Le Brésil durcit ses règles d'entrée face à l'immigration illégale vers les Etats-Unis
Le plus grand pays d'Amérique latine fait partie intégrante de l'itinéraire privilégié "d'organisations criminelles qui pratiquent la contrebande de migrants et le trafic de personnes", a dénoncé le ministère brésilien de la Justice dans un communiqué envoyé à l'AFP.
Les arrivées se concentrent dans le plus grand aéroport du pays, à Guarulhos, près de Sao Paulo, la plus grande mégalopole d'Amérique latine.
La Police fédérale fait état d'une augmentation "exponentielle" des arrivées de voyageurs censés faire une simple escale à Guarulhos, mais qui restent sur place pour tenter d'entrer au Brésil au lieu de rejoindre la destination finale prévue sur leurs billets d'avion.
En attendant, ils restent parfois des semaines dans une zone de transit à l'aéroport, dans des conditions précaires.
La plupart des migrants sont originaires de pays asiatiques et munis de billets avec pour destination finale d'autres pays d'Amérique du Sud.
"Des organisations criminelles les orientent à demander l'asile pour entrer en territoire brésilien", explique la Police fédérale.
S'ils y parviennent, ils poursuivent ensuite leur voyage par voie terrestre, pour rejoindre la Colombie, puis le Panama, à travers la dangereuse jungle du Darien, dans l'espoir d'arriver par la suite aux Etats-Unis ou au Canada.
C'est pourquoi le gouvernement du président de gauche Luiz Inacio Lula da Silva a décidé qu'à partir de lundi, les voyageurs venus de pays pour lesquels le Brésil exige un visa devront l'obtenir même s'ils font juste escale dans le pays, ce qui n'était pas nécessaire auparavant.
Les nouvelles règles obligent également désormais les demandeurs d'asile à prouver qu'ils souffrent de persécution politique ou de violences dans leurs pays d'origine.
Afflux croissant
L'aéroport de Guarulhos est l'un des plus fréquentés d'Amérique Latine, accueillant quelque 35 millions de voyageurs annuels.

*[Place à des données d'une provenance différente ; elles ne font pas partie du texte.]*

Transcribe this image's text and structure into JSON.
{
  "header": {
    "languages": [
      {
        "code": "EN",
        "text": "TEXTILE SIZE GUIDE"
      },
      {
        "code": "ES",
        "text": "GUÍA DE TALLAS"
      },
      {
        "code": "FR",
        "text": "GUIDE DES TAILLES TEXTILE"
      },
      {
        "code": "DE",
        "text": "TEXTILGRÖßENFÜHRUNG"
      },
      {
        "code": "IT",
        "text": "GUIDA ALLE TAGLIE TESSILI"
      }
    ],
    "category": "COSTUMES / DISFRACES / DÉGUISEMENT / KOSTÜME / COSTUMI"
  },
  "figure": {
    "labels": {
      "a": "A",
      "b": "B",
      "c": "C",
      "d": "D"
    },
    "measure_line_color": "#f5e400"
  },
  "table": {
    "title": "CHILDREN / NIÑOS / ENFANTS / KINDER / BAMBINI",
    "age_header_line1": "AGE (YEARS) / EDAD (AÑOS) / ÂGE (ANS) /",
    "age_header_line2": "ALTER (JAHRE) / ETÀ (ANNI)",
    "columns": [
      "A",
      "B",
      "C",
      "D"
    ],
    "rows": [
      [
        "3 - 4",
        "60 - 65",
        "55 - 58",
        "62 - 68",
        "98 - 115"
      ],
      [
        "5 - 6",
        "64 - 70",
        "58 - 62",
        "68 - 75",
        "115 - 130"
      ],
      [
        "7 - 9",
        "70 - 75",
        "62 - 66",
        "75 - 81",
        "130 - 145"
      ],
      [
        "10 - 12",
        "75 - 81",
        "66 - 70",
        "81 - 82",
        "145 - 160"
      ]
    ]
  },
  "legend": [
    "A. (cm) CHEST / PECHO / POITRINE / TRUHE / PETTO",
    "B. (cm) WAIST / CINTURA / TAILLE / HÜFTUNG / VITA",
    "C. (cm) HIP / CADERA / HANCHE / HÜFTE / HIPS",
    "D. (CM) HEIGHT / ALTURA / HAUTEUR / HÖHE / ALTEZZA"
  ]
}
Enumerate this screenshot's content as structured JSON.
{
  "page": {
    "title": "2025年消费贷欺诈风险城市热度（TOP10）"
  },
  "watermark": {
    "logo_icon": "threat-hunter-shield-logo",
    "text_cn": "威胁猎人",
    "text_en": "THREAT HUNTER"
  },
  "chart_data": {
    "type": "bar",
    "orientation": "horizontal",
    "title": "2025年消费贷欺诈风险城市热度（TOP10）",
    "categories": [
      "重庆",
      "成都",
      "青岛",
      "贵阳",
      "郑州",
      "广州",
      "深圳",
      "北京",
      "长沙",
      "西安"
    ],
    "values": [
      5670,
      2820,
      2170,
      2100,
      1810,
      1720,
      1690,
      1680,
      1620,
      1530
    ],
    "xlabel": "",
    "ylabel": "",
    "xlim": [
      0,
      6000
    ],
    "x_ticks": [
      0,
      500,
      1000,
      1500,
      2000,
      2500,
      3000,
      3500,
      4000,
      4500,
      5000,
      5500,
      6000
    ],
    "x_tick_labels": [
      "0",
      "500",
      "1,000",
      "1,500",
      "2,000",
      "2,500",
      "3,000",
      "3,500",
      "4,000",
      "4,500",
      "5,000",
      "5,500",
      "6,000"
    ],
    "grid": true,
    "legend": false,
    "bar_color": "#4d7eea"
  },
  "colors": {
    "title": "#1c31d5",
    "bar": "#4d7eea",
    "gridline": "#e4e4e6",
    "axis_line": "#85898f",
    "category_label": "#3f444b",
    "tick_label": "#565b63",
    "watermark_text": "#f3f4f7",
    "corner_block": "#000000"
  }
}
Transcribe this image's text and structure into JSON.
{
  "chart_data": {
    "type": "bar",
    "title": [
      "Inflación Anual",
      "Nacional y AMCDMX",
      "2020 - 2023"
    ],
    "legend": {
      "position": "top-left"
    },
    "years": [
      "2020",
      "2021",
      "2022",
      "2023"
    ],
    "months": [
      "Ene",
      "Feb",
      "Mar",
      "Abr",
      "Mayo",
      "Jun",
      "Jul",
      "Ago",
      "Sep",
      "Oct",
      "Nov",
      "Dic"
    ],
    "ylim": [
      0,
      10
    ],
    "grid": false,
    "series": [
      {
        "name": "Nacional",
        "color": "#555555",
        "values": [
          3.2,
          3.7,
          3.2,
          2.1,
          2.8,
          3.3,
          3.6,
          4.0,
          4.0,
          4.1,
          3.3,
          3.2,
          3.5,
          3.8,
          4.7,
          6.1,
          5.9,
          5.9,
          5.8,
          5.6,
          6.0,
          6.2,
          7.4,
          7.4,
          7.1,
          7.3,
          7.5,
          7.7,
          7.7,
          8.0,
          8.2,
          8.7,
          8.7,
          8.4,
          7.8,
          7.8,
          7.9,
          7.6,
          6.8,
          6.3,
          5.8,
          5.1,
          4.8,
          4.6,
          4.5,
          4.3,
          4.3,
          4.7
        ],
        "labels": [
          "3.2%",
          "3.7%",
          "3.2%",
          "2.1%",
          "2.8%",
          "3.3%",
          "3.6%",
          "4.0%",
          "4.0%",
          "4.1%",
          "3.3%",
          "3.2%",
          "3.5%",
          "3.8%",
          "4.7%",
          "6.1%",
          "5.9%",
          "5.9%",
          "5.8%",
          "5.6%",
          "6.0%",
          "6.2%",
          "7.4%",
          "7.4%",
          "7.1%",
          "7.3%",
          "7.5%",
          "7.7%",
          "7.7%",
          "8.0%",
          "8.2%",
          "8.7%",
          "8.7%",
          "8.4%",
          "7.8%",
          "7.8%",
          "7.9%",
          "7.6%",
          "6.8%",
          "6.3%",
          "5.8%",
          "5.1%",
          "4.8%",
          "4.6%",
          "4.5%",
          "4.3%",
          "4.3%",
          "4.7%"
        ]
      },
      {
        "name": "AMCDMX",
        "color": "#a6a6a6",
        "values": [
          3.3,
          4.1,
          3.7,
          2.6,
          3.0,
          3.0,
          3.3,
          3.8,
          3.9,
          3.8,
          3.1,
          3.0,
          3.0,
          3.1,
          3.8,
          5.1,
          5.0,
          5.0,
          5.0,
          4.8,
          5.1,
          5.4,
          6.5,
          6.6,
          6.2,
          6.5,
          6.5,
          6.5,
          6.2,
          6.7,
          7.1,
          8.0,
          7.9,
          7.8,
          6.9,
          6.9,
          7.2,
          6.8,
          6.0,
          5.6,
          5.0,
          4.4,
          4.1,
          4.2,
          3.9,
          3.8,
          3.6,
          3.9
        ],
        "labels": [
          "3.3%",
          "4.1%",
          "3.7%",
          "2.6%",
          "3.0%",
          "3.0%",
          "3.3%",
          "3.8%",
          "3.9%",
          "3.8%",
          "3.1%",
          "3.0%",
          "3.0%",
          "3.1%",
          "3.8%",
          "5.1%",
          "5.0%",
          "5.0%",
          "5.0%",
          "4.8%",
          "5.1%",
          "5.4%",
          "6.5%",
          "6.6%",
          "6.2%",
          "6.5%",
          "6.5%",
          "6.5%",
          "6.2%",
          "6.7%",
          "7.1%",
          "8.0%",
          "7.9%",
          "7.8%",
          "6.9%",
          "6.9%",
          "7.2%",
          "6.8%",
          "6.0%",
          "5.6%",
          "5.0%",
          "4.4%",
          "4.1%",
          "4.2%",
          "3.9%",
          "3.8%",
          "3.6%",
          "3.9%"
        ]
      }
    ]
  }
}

D'après les données officielles le nombre de demandes d'asile dans cet aéroport a été multiplié par 60 en dix ans, passant de 69 en 2013 à 4.239 en 2023.
Et ces chiffres ne font qu'augmenter cette année: 5.428 demandes ont été déposées de janvier à juillet, soit 25 par jour en moyenne, et pas moins de 864 de 1er au 21 août (41 par jour).
Résultat: des centaines de migrants sont massés dans une zone de transit dépourvue des conditions d'accueil nécessaires. Le dernier décompte des autorités faisait état de 481 personnes sur les lieux mercredi dernier.
Le décès le 13 août d'un homme de nationalité ghanéenne arrivé cinq jours plus tôt a tiré la sonnette d'alarme. "Il a eu un malaise, a été soigné par une équipe médicale et transféré vers un hôpital public, où il est mort après avoir subi un infarctus", a expliqué la Police fédérale à l'AFP, sans donner davantage de détails.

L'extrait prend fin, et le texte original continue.